Quant - Probability Trees Flashcards
How is the expected value of a random variable calculated?
The expected value of a random variable is a probability-weighted average of the possible outcomes of the random variable.
For a random variable X, the expected value of X is denoted E(X).
What is the “variance” of a random variable?
The variance of a random variable is the expected value (the probability-weighted average) of squared deviations from the random variable’s expected value E(X): σ2(X) = E{[X − E(X)]2}, where σ2(X) stands for the variance of X.
What are the units of “standard deviation”?
The same as of the dataset.
What does a probability tree illustrate?
A probability tree is a means of illustrating the results of two or more independent events.
What is a “conditional probability”?
the probability of an event given (conditioned on) another event is a conditional probability.
How do you calculate the “conditional expected value”?
Conditional expected value is E(X | S) = P(X1 | S)X1 + P(X2 | S)X2 + … + P(Xn | S)Xn and has an associated conditional variance and conditional standard deviation.
With respect to investing, what is the typical application of Bayes’ forumla?
Bayes’ formula is a method used to update probabilities based on new information.
What is the “investment version” of Bayes’ formula?
Updated probability of event given the new information =
[
(Probability of the new information given event)
/
(Unconditional probability of the new information)
] × Prior probability of event.
What does it mean if the variance of an event is zero?
If variance is 0, there is no dispersion or risk. The outcome is certain, and the quantity X is not random at all.

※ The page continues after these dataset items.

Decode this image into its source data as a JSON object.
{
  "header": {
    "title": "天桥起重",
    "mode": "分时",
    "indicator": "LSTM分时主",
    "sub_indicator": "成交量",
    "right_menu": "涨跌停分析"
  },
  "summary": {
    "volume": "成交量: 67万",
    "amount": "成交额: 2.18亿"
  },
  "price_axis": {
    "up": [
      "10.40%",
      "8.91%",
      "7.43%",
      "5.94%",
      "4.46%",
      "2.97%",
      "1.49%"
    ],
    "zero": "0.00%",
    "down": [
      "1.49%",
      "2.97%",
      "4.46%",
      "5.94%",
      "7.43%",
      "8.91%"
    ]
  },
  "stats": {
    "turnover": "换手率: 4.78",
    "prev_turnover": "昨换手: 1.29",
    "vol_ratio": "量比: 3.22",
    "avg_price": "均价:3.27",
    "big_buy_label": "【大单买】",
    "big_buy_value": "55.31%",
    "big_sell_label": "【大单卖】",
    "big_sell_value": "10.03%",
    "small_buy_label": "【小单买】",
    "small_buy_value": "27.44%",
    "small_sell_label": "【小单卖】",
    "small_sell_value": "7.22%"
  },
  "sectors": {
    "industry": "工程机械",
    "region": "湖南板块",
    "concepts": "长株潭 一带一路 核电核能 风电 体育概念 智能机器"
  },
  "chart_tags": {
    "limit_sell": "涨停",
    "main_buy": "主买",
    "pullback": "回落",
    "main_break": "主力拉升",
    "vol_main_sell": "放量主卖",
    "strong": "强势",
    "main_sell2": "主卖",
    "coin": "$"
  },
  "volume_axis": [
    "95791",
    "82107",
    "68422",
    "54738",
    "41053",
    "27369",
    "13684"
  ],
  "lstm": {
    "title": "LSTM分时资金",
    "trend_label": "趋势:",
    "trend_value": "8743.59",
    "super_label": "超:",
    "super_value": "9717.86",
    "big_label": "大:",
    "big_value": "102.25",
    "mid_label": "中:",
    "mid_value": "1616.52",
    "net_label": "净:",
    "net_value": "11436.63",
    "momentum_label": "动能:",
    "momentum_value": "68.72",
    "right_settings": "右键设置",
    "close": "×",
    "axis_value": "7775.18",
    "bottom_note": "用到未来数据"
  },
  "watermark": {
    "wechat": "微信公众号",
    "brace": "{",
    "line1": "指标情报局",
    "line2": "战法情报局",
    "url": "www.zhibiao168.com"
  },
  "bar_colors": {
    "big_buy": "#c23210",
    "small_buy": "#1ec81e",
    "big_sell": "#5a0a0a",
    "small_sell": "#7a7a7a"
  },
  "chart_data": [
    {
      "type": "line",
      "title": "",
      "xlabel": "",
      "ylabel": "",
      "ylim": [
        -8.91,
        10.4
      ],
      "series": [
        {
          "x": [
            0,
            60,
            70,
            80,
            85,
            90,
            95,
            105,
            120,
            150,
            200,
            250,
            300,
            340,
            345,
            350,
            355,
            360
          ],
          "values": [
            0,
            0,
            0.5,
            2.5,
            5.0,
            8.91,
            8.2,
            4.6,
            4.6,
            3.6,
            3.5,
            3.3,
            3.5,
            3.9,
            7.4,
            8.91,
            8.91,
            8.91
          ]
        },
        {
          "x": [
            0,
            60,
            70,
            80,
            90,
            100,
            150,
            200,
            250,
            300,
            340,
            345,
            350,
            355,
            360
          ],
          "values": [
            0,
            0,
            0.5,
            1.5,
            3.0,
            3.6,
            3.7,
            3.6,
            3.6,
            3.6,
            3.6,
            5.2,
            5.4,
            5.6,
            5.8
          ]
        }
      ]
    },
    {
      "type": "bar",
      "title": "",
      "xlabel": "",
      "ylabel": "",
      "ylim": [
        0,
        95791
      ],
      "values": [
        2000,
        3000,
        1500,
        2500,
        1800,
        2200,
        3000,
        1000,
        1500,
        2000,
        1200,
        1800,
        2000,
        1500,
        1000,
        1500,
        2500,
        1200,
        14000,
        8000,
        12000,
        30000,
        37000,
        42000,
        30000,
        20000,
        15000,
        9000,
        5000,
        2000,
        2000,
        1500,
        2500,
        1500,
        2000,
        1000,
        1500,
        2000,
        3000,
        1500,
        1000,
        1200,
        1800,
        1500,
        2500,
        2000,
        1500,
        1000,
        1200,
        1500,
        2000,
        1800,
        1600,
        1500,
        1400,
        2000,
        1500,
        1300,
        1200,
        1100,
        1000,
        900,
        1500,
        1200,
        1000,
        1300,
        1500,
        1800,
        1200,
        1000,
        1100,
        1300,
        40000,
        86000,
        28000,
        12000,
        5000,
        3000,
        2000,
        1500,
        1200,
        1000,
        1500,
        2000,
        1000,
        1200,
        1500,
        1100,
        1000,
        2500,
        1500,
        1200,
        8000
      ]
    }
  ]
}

How do you calculate the variance of a random variable?
the probability-weighted average of squared deviations from the random variable’s expected value
How do you calculate the standard deviation of a random variable?
take the square root of the variance.
What is “conditional variance”?
The variance of one variable, given the outcome of another.
What are “prior probabilities”?
Probabilities reflecting beliefs prior to the arrival of new information.
What are “posterior probabilities”?
An updated probability that reflects or comes after new information.